A scene from Alice Guy-Blaché's The Birth, Life, and Death of Christ (1906)
Volume 2 focuses on Guy-Blaché's years at Solax, the production company she founded with her husband after moving to America. As head of the studio, she helped establish the house style for all films made there during her tenure. This also shows a period of creative growth for the filmmaker; not only does she excel in domestic comedies, but she begins to branch out into other genres such as westerns (Parson Sue) and historical epics like The Birth, Life, and Death of Christ, with somewhat mixed success.

Her passion play wasn't credited to her until recently, but her attempt at a historical epic is surprisingly dry, taking a "stations of the cross" tableau aesthetic that isn't half as interesting as the comedies she was making around the same period.
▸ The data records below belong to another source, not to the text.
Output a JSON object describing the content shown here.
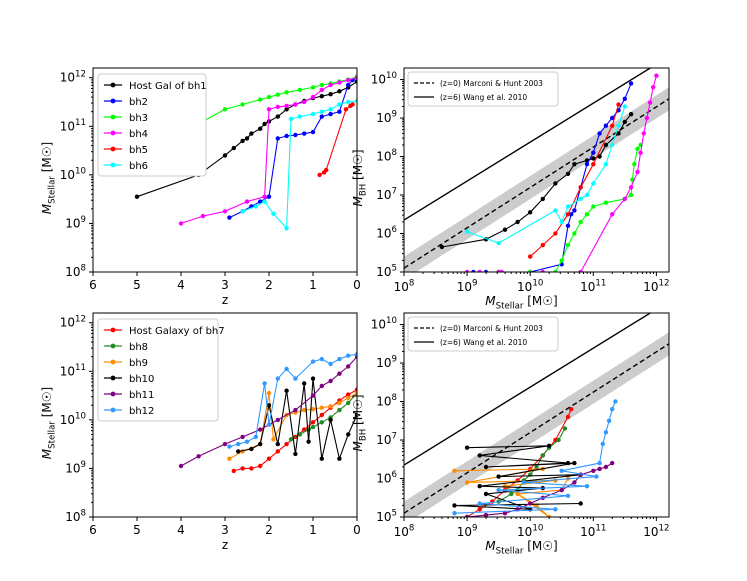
{
  "chart_data": [
    {
      "type": "line",
      "panel": "top-left",
      "xlabel": "z",
      "ylabel_main": "M",
      "ylabel_sub": "Stellar",
      "ylabel_unit": "[M☉]",
      "x_reversed": true,
      "xlim": [
        6,
        0
      ],
      "ylim_log10": [
        8,
        12.2
      ],
      "x_ticks": [
        "6",
        "5",
        "4",
        "3",
        "2",
        "1",
        "0"
      ],
      "y_ticks": [
        {
          "base": "10",
          "exp": "8"
        },
        {
          "base": "10",
          "exp": "9"
        },
        {
          "base": "10",
          "exp": "10"
        },
        {
          "base": "10",
          "exp": "11"
        },
        {
          "base": "10",
          "exp": "12"
        }
      ],
      "legend_position": "upper-left",
      "series": [
        {
          "name": "Host Gal of bh1",
          "color": "#000000",
          "z": [
            5.0,
            3.6,
            3.0,
            2.8,
            2.6,
            2.5,
            2.4,
            2.2,
            2.1,
            2.0,
            1.8,
            1.6,
            1.4,
            1.2,
            1.0,
            0.8,
            0.6,
            0.4,
            0.2,
            0.0
          ],
          "log10M": [
            9.55,
            10.0,
            10.4,
            10.55,
            10.7,
            10.75,
            10.85,
            10.95,
            11.05,
            11.1,
            11.2,
            11.35,
            11.45,
            11.52,
            11.58,
            11.62,
            11.66,
            11.72,
            11.8,
            11.92
          ]
        },
        {
          "name": "bh2",
          "color": "#0000ff",
          "z": [
            2.9,
            2.6,
            2.4,
            2.2,
            2.0,
            1.8,
            1.6,
            1.4,
            1.2,
            1.0,
            0.8,
            0.6,
            0.4,
            0.2,
            0.1,
            0.0
          ],
          "log10M": [
            9.12,
            9.25,
            9.35,
            9.45,
            9.55,
            10.75,
            10.8,
            10.82,
            10.85,
            10.88,
            11.2,
            11.25,
            11.3,
            11.85,
            11.95,
            12.0
          ]
        },
        {
          "name": "bh3",
          "color": "#00ff00",
          "z": [
            5.0,
            4.0,
            3.5,
            3.0,
            2.6,
            2.2,
            2.0,
            1.8,
            1.6,
            1.3,
            1.0,
            0.8,
            0.6,
            0.4,
            0.2,
            0.0
          ],
          "log10M": [
            10.2,
            10.8,
            11.1,
            11.35,
            11.45,
            11.55,
            11.6,
            11.65,
            11.7,
            11.75,
            11.8,
            11.85,
            11.88,
            11.92,
            11.96,
            12.02
          ]
        },
        {
          "name": "bh4",
          "color": "#ff00ff",
          "z": [
            4.0,
            3.5,
            3.0,
            2.5,
            2.1,
            2.0,
            1.8,
            1.6,
            1.4,
            1.2,
            1.0,
            0.8,
            0.6,
            0.4,
            0.2,
            0.0
          ],
          "log10M": [
            9.0,
            9.15,
            9.25,
            9.45,
            9.55,
            11.35,
            11.4,
            11.42,
            11.45,
            11.5,
            11.6,
            11.75,
            11.85,
            11.9,
            11.95,
            12.0
          ]
        },
        {
          "name": "bh5",
          "color": "#ff0000",
          "z": [
            0.85,
            0.75,
            0.7,
            0.25,
            0.15,
            0.1
          ],
          "log10M": [
            10.0,
            10.05,
            10.1,
            11.35,
            11.42,
            11.45
          ]
        },
        {
          "name": "bh6",
          "color": "#00ffff",
          "z": [
            2.6,
            2.3,
            2.1,
            1.9,
            1.6,
            1.5,
            1.3,
            1.0,
            0.8,
            0.6,
            0.4,
            0.2,
            0.0
          ],
          "log10M": [
            9.25,
            9.35,
            9.45,
            9.2,
            8.9,
            11.15,
            11.2,
            11.25,
            11.3,
            11.35,
            11.45,
            11.5,
            11.52
          ]
        }
      ]
    },
    {
      "type": "line",
      "panel": "top-right",
      "xlabel_main": "M",
      "xlabel_sub": "Stellar",
      "xlabel_unit": "[M☉]",
      "ylabel_main": "M",
      "ylabel_sub": "BH",
      "ylabel_unit": "[M☉]",
      "xlim_log10": [
        8,
        12.2
      ],
      "ylim_log10": [
        5,
        10.3
      ],
      "x_ticks": [
        {
          "base": "10",
          "exp": "8"
        },
        {
          "base": "10",
          "exp": "9"
        },
        {
          "base": "10",
          "exp": "10"
        },
        {
          "base": "10",
          "exp": "11"
        },
        {
          "base": "10",
          "exp": "12"
        }
      ],
      "y_ticks": [
        {
          "base": "10",
          "exp": "5"
        },
        {
          "base": "10",
          "exp": "6"
        },
        {
          "base": "10",
          "exp": "7"
        },
        {
          "base": "10",
          "exp": "8"
        },
        {
          "base": "10",
          "exp": "9"
        },
        {
          "base": "10",
          "exp": "10"
        }
      ],
      "legend_position": "upper-left",
      "relations": [
        {
          "name": "(z=0) Marconi & Hunt 2003",
          "style": "dashed",
          "log10M": [
            8,
            12.2
          ],
          "log10BH": [
            5.1,
            9.5
          ],
          "scatter_dex": 0.3
        },
        {
          "name": "(z=6) Wang et al. 2010",
          "style": "solid",
          "log10M": [
            8,
            12.2
          ],
          "log10BH": [
            6.35,
            10.6
          ]
        }
      ],
      "series": [
        {
          "name": "bh1",
          "color": "#000000",
          "log10M": [
            8.6,
            9.3,
            9.6,
            9.8,
            10.0,
            10.2,
            10.4,
            10.6,
            10.7,
            10.9,
            11.0,
            11.1,
            11.2,
            11.4,
            11.5,
            11.6
          ],
          "log10BH": [
            5.65,
            5.85,
            6.1,
            6.3,
            6.55,
            6.9,
            7.3,
            7.55,
            7.8,
            7.9,
            7.95,
            8.0,
            8.3,
            8.6,
            8.9,
            9.1
          ]
        },
        {
          "name": "bh2",
          "color": "#0000ff",
          "log10M": [
            9.1,
            9.3,
            9.5,
            10.0,
            10.5,
            10.6,
            10.65,
            10.7,
            10.8,
            10.9,
            11.0,
            11.1,
            11.2,
            11.3,
            11.4,
            11.5,
            11.6
          ],
          "log10BH": [
            5.0,
            5.0,
            5.0,
            5.0,
            5.2,
            6.2,
            6.5,
            6.6,
            7.2,
            7.8,
            8.1,
            8.6,
            8.8,
            9.0,
            9.2,
            9.5,
            9.9
          ]
        },
        {
          "name": "bh3",
          "color": "#00ff00",
          "log10M": [
            9.5,
            10.0,
            10.4,
            10.5,
            10.6,
            10.7,
            10.8,
            10.9,
            11.0,
            11.2,
            11.5,
            11.6,
            11.62,
            11.65,
            11.7,
            11.75
          ],
          "log10BH": [
            5.0,
            5.0,
            5.0,
            5.3,
            5.7,
            6.0,
            6.3,
            6.5,
            6.7,
            6.8,
            6.9,
            7.0,
            7.4,
            7.8,
            8.2,
            8.3
          ]
        },
        {
          "name": "bh4",
          "color": "#ff00ff",
          "log10M": [
            9.0,
            9.2,
            9.5,
            9.55,
            10.2,
            10.8,
            11.3,
            11.5,
            11.6,
            11.7,
            11.75,
            11.8,
            11.85,
            11.9,
            11.95,
            12.0
          ],
          "log10BH": [
            5.0,
            5.0,
            5.0,
            5.0,
            5.0,
            5.0,
            6.5,
            6.9,
            7.2,
            7.6,
            8.1,
            8.6,
            9.0,
            9.4,
            9.8,
            10.1
          ]
        },
        {
          "name": "bh5",
          "color": "#ff0000",
          "log10M": [
            10.0,
            10.2,
            10.4,
            10.6,
            10.8,
            11.0,
            11.3,
            11.4
          ],
          "log10BH": [
            5.4,
            5.7,
            6.0,
            6.5,
            7.2,
            7.8,
            8.8,
            9.35
          ]
        },
        {
          "name": "bh6",
          "color": "#00ffff",
          "log10M": [
            9.0,
            9.5,
            10.4,
            10.5,
            10.6,
            10.8,
            10.9,
            11.0,
            11.2,
            11.3,
            11.4,
            11.5
          ],
          "log10BH": [
            6.05,
            5.75,
            6.6,
            6.3,
            6.7,
            6.9,
            7.0,
            7.3,
            7.8,
            8.3,
            8.8,
            9.3
          ]
        }
      ]
    },
    {
      "type": "line",
      "panel": "bottom-left",
      "xlabel": "z",
      "ylabel_main": "M",
      "ylabel_sub": "Stellar",
      "ylabel_unit": "[M☉]",
      "x_reversed": true,
      "xlim": [
        6,
        0
      ],
      "ylim_log10": [
        8,
        12.2
      ],
      "x_ticks": [
        "6",
        "5",
        "4",
        "3",
        "2",
        "1",
        "0"
      ],
      "y_ticks": [
        {
          "base": "10",
          "exp": "8"
        },
        {
          "base": "10",
          "exp": "9"
        },
        {
          "base": "10",
          "exp": "10"
        },
        {
          "base": "10",
          "exp": "11"
        },
        {
          "base": "10",
          "exp": "12"
        }
      ],
      "legend_position": "upper-left",
      "series": [
        {
          "name": "Host Galaxy of bh7",
          "color": "#ff0000",
          "z": [
            2.8,
            2.6,
            2.4,
            2.2,
            2.0,
            1.8,
            1.6,
            1.4,
            1.2,
            1.0,
            0.8,
            0.6,
            0.4,
            0.2,
            0.0
          ],
          "log10M": [
            8.95,
            9.0,
            9.0,
            9.05,
            9.2,
            9.35,
            9.5,
            9.65,
            9.8,
            9.95,
            10.1,
            10.25,
            10.4,
            10.52,
            10.62
          ]
        },
        {
          "name": "bh8",
          "color": "#228b22",
          "z": [
            1.5,
            1.3,
            1.1,
            1.0,
            0.8,
            0.6,
            0.4,
            0.2,
            0.0
          ],
          "log10M": [
            9.6,
            9.7,
            9.8,
            9.85,
            9.95,
            10.05,
            10.2,
            10.35,
            10.55
          ]
        },
        {
          "name": "bh9",
          "color": "#ff8c00",
          "z": [
            2.9,
            2.6,
            2.2,
            2.0,
            1.9,
            1.6,
            1.4,
            1.2,
            1.0,
            0.8,
            0.6,
            0.4,
            0.2,
            0.0
          ],
          "log10M": [
            9.2,
            9.35,
            9.5,
            10.55,
            9.6,
            10.1,
            10.15,
            10.2,
            10.22,
            10.25,
            10.28,
            10.35,
            10.45,
            10.55
          ]
        },
        {
          "name": "bh10",
          "color": "#000000",
          "z": [
            2.7,
            2.4,
            2.2,
            2.0,
            1.8,
            1.6,
            1.4,
            1.2,
            1.1,
            1.0,
            0.8,
            0.6,
            0.4,
            0.2,
            0.0
          ],
          "log10M": [
            9.35,
            9.4,
            9.5,
            10.3,
            9.5,
            10.6,
            9.3,
            10.75,
            9.55,
            10.85,
            9.2,
            10.0,
            9.2,
            9.7,
            10.1
          ]
        },
        {
          "name": "bh11",
          "color": "#800080",
          "z": [
            4.0,
            3.6,
            3.0,
            2.6,
            2.2,
            1.8,
            1.4,
            1.0,
            0.8,
            0.6,
            0.4,
            0.2,
            0.0
          ],
          "log10M": [
            9.05,
            9.25,
            9.5,
            9.65,
            9.8,
            10.0,
            10.2,
            10.5,
            10.7,
            10.8,
            10.95,
            11.1,
            11.3
          ]
        },
        {
          "name": "bh12",
          "color": "#3399ff",
          "z": [
            2.9,
            2.7,
            2.5,
            2.3,
            2.1,
            2.0,
            1.8,
            1.6,
            1.4,
            1.0,
            0.8,
            0.6,
            0.4,
            0.2,
            0.0
          ],
          "log10M": [
            9.45,
            9.5,
            9.55,
            9.65,
            10.75,
            9.9,
            10.85,
            11.05,
            10.85,
            11.2,
            11.25,
            11.15,
            11.25,
            11.32,
            11.35
          ]
        }
      ]
    },
    {
      "type": "line",
      "panel": "bottom-right",
      "xlabel_main": "M",
      "xlabel_sub": "Stellar",
      "xlabel_unit": "[M☉]",
      "ylabel_main": "M",
      "ylabel_sub": "BH",
      "ylabel_unit": "[M☉]",
      "xlim_log10": [
        8,
        12.2
      ],
      "ylim_log10": [
        5,
        10.3
      ],
      "x_ticks": [
        {
          "base": "10",
          "exp": "8"
        },
        {
          "base": "10",
          "exp": "9"
        },
        {
          "base": "10",
          "exp": "10"
        },
        {
          "base": "10",
          "exp": "11"
        },
        {
          "base": "10",
          "exp": "12"
        }
      ],
      "y_ticks": [
        {
          "base": "10",
          "exp": "5"
        },
        {
          "base": "10",
          "exp": "6"
        },
        {
          "base": "10",
          "exp": "7"
        },
        {
          "base": "10",
          "exp": "8"
        },
        {
          "base": "10",
          "exp": "9"
        },
        {
          "base": "10",
          "exp": "10"
        }
      ],
      "legend_position": "upper-left",
      "relations": [
        {
          "name": "(z=0) Marconi & Hunt 2003",
          "style": "dashed",
          "log10M": [
            8,
            12.2
          ],
          "log10BH": [
            5.1,
            9.5
          ],
          "scatter_dex": 0.3
        },
        {
          "name": "(z=6) Wang et al. 2010",
          "style": "solid",
          "log10M": [
            8,
            12.2
          ],
          "log10BH": [
            6.35,
            10.6
          ]
        }
      ],
      "series": [
        {
          "name": "bh7",
          "color": "#ff0000",
          "log10M": [
            9.0,
            9.2,
            9.4,
            9.6,
            9.8,
            10.0,
            10.2,
            10.4,
            10.6,
            10.65
          ],
          "log10BH": [
            5.0,
            5.2,
            5.4,
            5.7,
            5.95,
            6.25,
            6.6,
            7.0,
            7.6,
            7.8
          ]
        },
        {
          "name": "bh8",
          "color": "#228b22",
          "log10M": [
            9.5,
            9.7,
            9.8,
            9.9,
            10.0,
            10.1,
            10.2,
            10.3,
            10.45,
            10.55
          ],
          "log10BH": [
            5.4,
            5.6,
            5.7,
            5.95,
            6.1,
            6.3,
            6.6,
            6.8,
            7.0,
            7.3
          ]
        },
        {
          "name": "bh9",
          "color": "#ff8c00",
          "log10M": [
            8.8,
            10.2,
            9.0,
            10.4,
            9.6,
            10.1,
            10.3,
            9.8,
            10.5,
            10.6
          ],
          "log10BH": [
            6.2,
            6.25,
            5.9,
            5.95,
            5.8,
            5.3,
            5.0,
            5.6,
            5.7,
            6.0
          ]
        },
        {
          "name": "bh10",
          "color": "#000000",
          "log10M": [
            9.0,
            10.3,
            9.2,
            10.6,
            9.3,
            10.7,
            9.5,
            10.8,
            9.2,
            10.2,
            9.3,
            10.0,
            8.8,
            10.8
          ],
          "log10BH": [
            6.8,
            6.85,
            6.6,
            6.4,
            6.3,
            6.4,
            6.05,
            6.1,
            5.8,
            5.75,
            5.6,
            5.2,
            5.3,
            5.35
          ]
        },
        {
          "name": "bh11",
          "color": "#800080",
          "log10M": [
            9.0,
            9.3,
            9.6,
            9.8,
            10.0,
            10.2,
            10.5,
            10.7,
            10.8,
            11.0,
            11.1,
            11.2,
            11.3
          ],
          "log10BH": [
            5.0,
            5.05,
            5.1,
            5.2,
            5.35,
            5.5,
            5.7,
            5.9,
            6.1,
            6.2,
            6.25,
            6.3,
            6.4
          ]
        },
        {
          "name": "bh12",
          "color": "#3399ff",
          "log10M": [
            8.8,
            10.4,
            9.2,
            10.6,
            9.5,
            10.9,
            9.9,
            11.05,
            10.5,
            11.1,
            11.15,
            11.2,
            11.25,
            11.3,
            11.35
          ],
          "log10BH": [
            5.1,
            5.2,
            5.35,
            5.55,
            5.7,
            5.8,
            5.9,
            6.05,
            6.2,
            6.4,
            6.9,
            7.2,
            7.5,
            7.8,
            8.0
          ]
        }
      ]
    }
  ]
}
It's impressively mounted and and the sets are well constructed, but it's so strenuously respectful and static that it never really blossoms. She just doesn't feel like she's comfortable with the material, and the results are surprisingly passion-less, handsomely mounted and clearly laying the groundwork for the epic film but otherwise rather cold and distant.
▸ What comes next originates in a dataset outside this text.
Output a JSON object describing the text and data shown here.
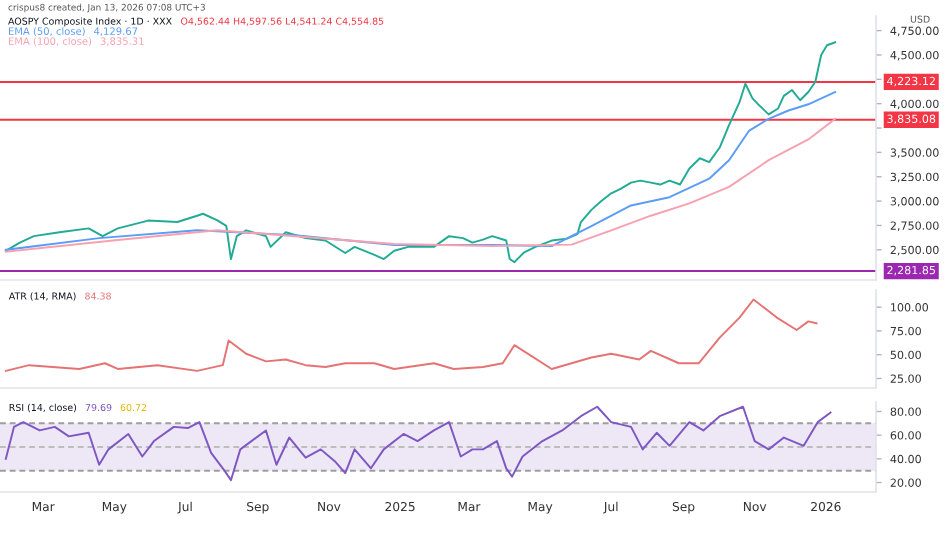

Comedies were the Solax house speciality, and Guy-Blaché proved herself quite adept at them. Liquor gets mistaken for lime juice in her 1911 comedy, Starting Something, in which a series of people accidentally get gassed in quick succession. This early Solax film showcases Guy-Blaché's razor sharp comedic timing, and her use of repetition here make Starting Something a consistently funny short, building up dramatic tension but putting everyone back exactly where they started every few minutes. It just gets funnier and funnier as it goes along, and Guy-Blaché's refusal to switch things up mid-film makes the comedic action all the more potent. She also began to tackle three hankie dramas around this period. Take The Coming of Sunbeam, for example, a 1913 melodrama that features a grumpy old man suddenly finding out that he has to care for his young granddaughter after the untimely death of her parents. Resistant at first, he soon comes around and the two become inseparable, that is until she falls gravely ill. Reminiscent of Guy-Blaché's Falling Leaves from the previous year, but without it's more lyrical grace notes, The Coming of Sunbeam is still a beguiling little film, and the central pairing of the old man and the little girl is hard to resist.
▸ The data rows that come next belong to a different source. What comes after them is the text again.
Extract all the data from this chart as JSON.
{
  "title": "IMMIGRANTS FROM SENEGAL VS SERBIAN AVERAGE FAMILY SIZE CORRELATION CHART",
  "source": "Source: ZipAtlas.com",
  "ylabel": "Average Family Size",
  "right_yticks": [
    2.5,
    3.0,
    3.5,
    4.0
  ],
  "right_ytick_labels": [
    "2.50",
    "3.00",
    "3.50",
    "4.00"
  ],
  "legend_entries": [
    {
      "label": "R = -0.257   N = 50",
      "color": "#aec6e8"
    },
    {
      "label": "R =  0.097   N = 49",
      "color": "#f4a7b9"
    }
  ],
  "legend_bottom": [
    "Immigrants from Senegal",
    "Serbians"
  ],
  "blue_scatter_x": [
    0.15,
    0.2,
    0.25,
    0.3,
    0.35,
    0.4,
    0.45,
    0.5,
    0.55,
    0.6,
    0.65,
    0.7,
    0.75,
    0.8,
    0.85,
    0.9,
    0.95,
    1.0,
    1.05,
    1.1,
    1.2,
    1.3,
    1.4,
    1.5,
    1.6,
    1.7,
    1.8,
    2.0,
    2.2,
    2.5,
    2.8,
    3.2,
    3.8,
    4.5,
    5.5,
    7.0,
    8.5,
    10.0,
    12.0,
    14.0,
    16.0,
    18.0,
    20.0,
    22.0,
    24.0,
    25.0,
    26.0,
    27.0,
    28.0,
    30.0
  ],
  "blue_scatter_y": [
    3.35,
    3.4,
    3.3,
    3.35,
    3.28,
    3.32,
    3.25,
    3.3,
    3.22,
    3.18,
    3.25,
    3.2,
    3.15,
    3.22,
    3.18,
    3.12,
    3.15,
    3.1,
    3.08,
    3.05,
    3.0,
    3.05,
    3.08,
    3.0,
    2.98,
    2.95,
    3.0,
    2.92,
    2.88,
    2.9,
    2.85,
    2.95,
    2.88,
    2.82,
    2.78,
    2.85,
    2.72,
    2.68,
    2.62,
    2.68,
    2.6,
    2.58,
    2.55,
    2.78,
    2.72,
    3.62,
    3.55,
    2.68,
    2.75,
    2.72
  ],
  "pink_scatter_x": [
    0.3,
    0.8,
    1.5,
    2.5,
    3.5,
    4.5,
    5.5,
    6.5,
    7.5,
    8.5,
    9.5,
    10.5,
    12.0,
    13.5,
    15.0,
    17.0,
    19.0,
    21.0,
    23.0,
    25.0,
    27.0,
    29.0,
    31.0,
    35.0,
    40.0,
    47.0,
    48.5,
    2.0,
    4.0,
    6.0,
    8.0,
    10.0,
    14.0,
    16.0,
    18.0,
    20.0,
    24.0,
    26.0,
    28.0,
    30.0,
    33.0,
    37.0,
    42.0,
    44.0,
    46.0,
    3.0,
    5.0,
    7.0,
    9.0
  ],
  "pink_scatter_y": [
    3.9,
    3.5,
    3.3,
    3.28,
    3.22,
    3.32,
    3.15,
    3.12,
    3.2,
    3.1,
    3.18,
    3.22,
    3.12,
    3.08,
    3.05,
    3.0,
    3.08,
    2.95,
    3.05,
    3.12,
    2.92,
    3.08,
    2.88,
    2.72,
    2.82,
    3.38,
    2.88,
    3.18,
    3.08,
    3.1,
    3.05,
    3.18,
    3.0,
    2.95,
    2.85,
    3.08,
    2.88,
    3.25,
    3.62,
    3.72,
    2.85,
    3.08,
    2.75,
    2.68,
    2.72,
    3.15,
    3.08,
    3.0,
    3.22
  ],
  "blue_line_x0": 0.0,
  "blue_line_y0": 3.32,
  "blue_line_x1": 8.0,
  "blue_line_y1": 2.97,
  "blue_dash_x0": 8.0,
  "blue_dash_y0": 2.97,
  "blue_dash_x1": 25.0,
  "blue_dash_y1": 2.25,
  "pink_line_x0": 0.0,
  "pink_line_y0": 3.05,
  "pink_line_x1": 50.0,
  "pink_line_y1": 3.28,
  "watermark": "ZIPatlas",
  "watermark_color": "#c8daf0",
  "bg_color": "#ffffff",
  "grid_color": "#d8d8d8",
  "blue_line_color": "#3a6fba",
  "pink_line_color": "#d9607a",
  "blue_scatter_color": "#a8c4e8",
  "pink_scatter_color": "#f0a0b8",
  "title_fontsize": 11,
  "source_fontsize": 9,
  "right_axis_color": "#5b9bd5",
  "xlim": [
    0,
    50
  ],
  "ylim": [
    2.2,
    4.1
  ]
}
There are so many gems to discover here, and both discs represent a veritable treasure trove of some of Guy-Blaché's most indelible work. These are must-own discs for any serious student of cinema, not only is Guy-Blaché one of the pioneering women of the art form, she was also one of its principal movers and shakers, starting off as a secretary and becoming one of the most influential figures in early film, helping to steer it away from amusing novelty to serious art form. This is an A+ collection that belongs on every cinema lover's shelf.

Pioneers: First Women Filmmakers - Alice Guy-Blaché Volumes 1 and 2 are now available on Blu-Ray and DVD from Kino Lorber.